Samuel returned home intoxicated by what he had seen, heard, smelt and done. He pranced about so agitatedly that Mrs Christus asked if he wanted to go to the toilet. He said no, and she took a firm hold of his hand and told him, in that case, to be still. On arriving home, he immediately checked to see if the ants were still marching through the crack in the porch door. They were. Darkness was gathering and the ray of light shed through the crack had dimmed. The timbers of house creaked and groaned as the sun set and the air cooled. From the kitchen, Samuel heard the sound of pans clattering, and he smelled the aroma of savory meat, rice and beans, and fried plantain. Because it was Sunday, the dining room table had been set with the best china. Mrs Christus and Angelita took their places, opposite each other, at the table. Samuel sat beside Mrs Christus and they ate in silence. From the corner of the room, the luminous enamel face of the clock stared down at him and, next to the clock, a framed photograph of the old man grimaced. Below the photograph was another, yellowed with age. It was the young boy. Himself. He liked that photograph because the picture reminded him of his transparent reflection in the glass pane of the veranda door.
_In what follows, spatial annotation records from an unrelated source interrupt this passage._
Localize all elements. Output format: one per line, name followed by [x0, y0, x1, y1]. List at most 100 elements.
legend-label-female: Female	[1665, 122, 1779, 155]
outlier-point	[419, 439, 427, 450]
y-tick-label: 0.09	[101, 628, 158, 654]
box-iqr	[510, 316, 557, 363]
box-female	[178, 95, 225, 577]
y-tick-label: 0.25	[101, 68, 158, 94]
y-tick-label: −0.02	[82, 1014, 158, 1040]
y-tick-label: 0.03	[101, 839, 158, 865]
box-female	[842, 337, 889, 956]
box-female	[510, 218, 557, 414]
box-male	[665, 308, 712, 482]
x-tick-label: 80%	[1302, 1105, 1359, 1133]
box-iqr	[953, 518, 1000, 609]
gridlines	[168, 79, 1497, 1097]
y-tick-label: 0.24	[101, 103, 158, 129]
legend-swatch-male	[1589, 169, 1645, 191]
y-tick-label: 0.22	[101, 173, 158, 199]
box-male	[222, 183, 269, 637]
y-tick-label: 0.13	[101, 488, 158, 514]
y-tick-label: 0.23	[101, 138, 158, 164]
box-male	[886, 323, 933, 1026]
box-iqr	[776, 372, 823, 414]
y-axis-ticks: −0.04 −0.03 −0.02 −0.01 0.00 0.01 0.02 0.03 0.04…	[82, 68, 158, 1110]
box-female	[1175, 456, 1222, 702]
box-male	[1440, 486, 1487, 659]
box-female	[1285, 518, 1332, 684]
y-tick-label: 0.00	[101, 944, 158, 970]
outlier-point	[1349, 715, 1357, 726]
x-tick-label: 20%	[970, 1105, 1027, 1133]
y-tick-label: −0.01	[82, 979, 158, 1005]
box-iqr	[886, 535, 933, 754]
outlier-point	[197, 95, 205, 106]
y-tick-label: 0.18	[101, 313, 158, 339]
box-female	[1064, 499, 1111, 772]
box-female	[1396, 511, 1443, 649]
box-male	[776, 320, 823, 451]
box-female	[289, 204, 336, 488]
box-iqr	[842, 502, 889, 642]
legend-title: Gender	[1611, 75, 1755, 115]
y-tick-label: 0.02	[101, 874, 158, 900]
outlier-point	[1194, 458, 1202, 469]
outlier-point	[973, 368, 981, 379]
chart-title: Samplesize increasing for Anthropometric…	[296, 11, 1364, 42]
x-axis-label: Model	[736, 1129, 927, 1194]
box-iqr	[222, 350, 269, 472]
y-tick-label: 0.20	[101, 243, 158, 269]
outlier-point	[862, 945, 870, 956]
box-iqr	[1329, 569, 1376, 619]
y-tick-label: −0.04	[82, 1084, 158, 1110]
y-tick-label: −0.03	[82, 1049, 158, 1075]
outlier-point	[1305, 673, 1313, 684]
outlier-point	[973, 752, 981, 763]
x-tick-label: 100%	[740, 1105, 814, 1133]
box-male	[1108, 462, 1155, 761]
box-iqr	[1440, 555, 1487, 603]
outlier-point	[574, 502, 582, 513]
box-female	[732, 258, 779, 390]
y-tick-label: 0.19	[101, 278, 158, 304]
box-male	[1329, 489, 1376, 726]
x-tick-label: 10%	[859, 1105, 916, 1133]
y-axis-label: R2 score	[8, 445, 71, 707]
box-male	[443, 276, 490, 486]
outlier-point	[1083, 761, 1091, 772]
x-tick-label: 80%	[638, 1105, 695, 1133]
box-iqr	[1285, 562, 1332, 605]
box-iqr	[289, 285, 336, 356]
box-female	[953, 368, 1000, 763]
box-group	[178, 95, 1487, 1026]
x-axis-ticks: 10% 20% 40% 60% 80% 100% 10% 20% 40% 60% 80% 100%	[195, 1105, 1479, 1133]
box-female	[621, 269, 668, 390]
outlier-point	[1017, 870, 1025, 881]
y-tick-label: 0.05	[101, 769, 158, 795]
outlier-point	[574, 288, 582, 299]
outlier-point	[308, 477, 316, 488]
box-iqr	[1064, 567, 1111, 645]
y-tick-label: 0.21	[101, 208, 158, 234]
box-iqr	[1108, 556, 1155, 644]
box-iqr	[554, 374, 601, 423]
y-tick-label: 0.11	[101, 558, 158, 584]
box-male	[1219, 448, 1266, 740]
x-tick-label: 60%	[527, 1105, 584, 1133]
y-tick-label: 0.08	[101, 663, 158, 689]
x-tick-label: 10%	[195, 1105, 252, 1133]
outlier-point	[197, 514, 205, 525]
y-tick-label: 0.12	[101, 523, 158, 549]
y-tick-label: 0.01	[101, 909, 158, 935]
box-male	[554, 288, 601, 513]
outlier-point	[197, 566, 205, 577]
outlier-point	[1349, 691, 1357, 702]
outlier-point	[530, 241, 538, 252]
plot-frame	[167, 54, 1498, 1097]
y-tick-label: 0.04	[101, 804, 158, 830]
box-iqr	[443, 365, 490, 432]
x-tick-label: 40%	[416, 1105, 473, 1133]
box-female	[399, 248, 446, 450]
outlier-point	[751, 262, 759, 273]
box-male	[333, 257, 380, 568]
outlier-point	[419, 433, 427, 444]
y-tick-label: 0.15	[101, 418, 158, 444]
After the meal, Mrs Christus sat on the veranda and Samuel on the steps to the yard. She encouraged him onto her lap, where he fell asleep. He dreamt of Priscilla, beckoning him from the end of the street. He tried to reach her but with each step, she drifted further away, and, eventually, she disappeared into the distance, a small, black dot against the setting sun. When Angelita joined Mrs Christus on the veranda, she found her wiping away tears from the still sleeping child.